As a youth he discovered a beaten up old soprano saxophone in a near-hidden corner of his father's pawnbroker shop. The boy began to blow, helped his father to clean it up along with minor repairs and soon it was good enough to swap for a clarinet which, of course, would become Cy’s lifelong chosen instrument. The late 1940s would see a considerable revival of interest in the early jazz sounds, no doubt a reaction to the hard-edged be-bop, which would soon be discovering its peak. The same period would find the young Cy Laurie playing in the bands of Charlie Galbraith, Mike Daniels and Owen Bryce before eventually forming his own outfit, the Cy Laurie Four and running his own small weekly jazz club at the Seven Stars in Bow, East London. He later moved to Central London, taking over the ground floor of Mac's Rehearsal Rooms in Great Windmill Street, a side street off Piccadilly. On the upper floor was a boxing gym where many of the British Boxing aces of the day trained, such as Don Cockell and Freddie Mills. A dance floor was created along with a small bandstand and the walls were lined with second-hand sofas, creating a deliberately bohemian atmosphere in the dark dilapidated surroundings. The Cy Laurie jazz club was born.  
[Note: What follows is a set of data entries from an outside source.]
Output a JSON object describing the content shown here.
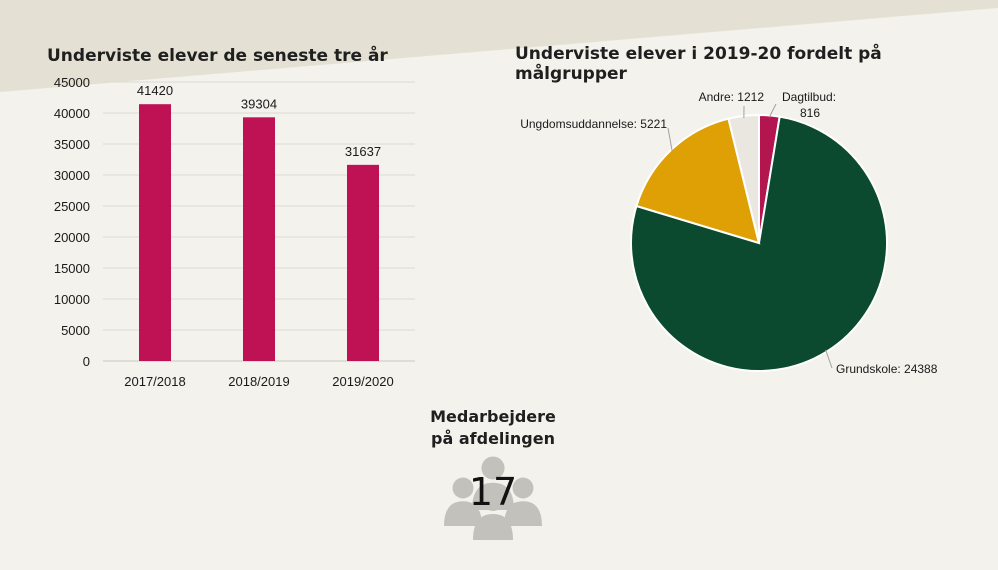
{
  "colors": {
    "background": "#f3f2ec",
    "header_band": "#e4e1d4",
    "bar": "#bf1255",
    "pie": {
      "Dagtilbud": "#b3164f",
      "Grundskole": "#0c4a2f",
      "Ungdomsuddannelse": "#dea005",
      "Andre": "#e9e7e0"
    },
    "staff_icon": "#c3c1bb"
  },
  "chart_data": [
    {
      "type": "bar",
      "title": "Underviste elever de seneste tre år",
      "categories": [
        "2017/2018",
        "2018/2019",
        "2019/2020"
      ],
      "values": [
        41420,
        39304,
        31637
      ],
      "data_labels": [
        "41420",
        "39304",
        "31637"
      ],
      "ylim": [
        0,
        45000
      ],
      "yticks": [
        0,
        5000,
        10000,
        15000,
        20000,
        25000,
        30000,
        35000,
        40000,
        45000
      ],
      "grid": true,
      "xlabel": "",
      "ylabel": ""
    },
    {
      "type": "pie",
      "title": "Underviste elever i 2019-20 fordelt på målgrupper",
      "slices": [
        {
          "label": "Dagtilbud",
          "value": 816,
          "display": "Dagtilbud:\n816"
        },
        {
          "label": "Grundskole",
          "value": 24388,
          "display": "Grundskole: 24388"
        },
        {
          "label": "Ungdomsuddannelse",
          "value": 5221,
          "display": "Ungdomsuddannelse: 5221"
        },
        {
          "label": "Andre",
          "value": 1212,
          "display": "Andre: 1212"
        }
      ]
    }
  ],
  "staff": {
    "label": "Medarbejdere på afdelingen",
    "count": "17",
    "icon": "people-group-icon"
  }
}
As the 1950s passed, during which he developed a second passion for Eastern religions, 1960 would see Cy turning his club over to his trombonist Terry Pills while Cy took off for India to study under Maharishi Mahesh Yogi. Returning only spasmodically over the next eight years, 1968 finally found him permanently back in London performing as part of the Black Bottom Stompers, later co-leading a quintet with Eggy Lay before joining the legendary trombonist Max Collie in his touring shows ‘New Orleans Mardi Gras’ and ‘High Society’. During the early 1980s he worked with singer and actress Helen Gould which involved a long nationwide touring revue which, later in the decade, would result in him, along with his wife Rose, devising a touring revue of his own ‘That Rhythm Man’, which ran to the end of the decade. The 1990s would see Cy back working with virtually everyone involved in the British traditional jazz scene. A four CD box set was released, containing virtually his entire career output. In 1997 Cy Laurie reformed his original band for a one-off gig at the 100 Club to celebrate his 70th birthday. Sadly ill-health would soon force the British jazz legend off the road and into retirement.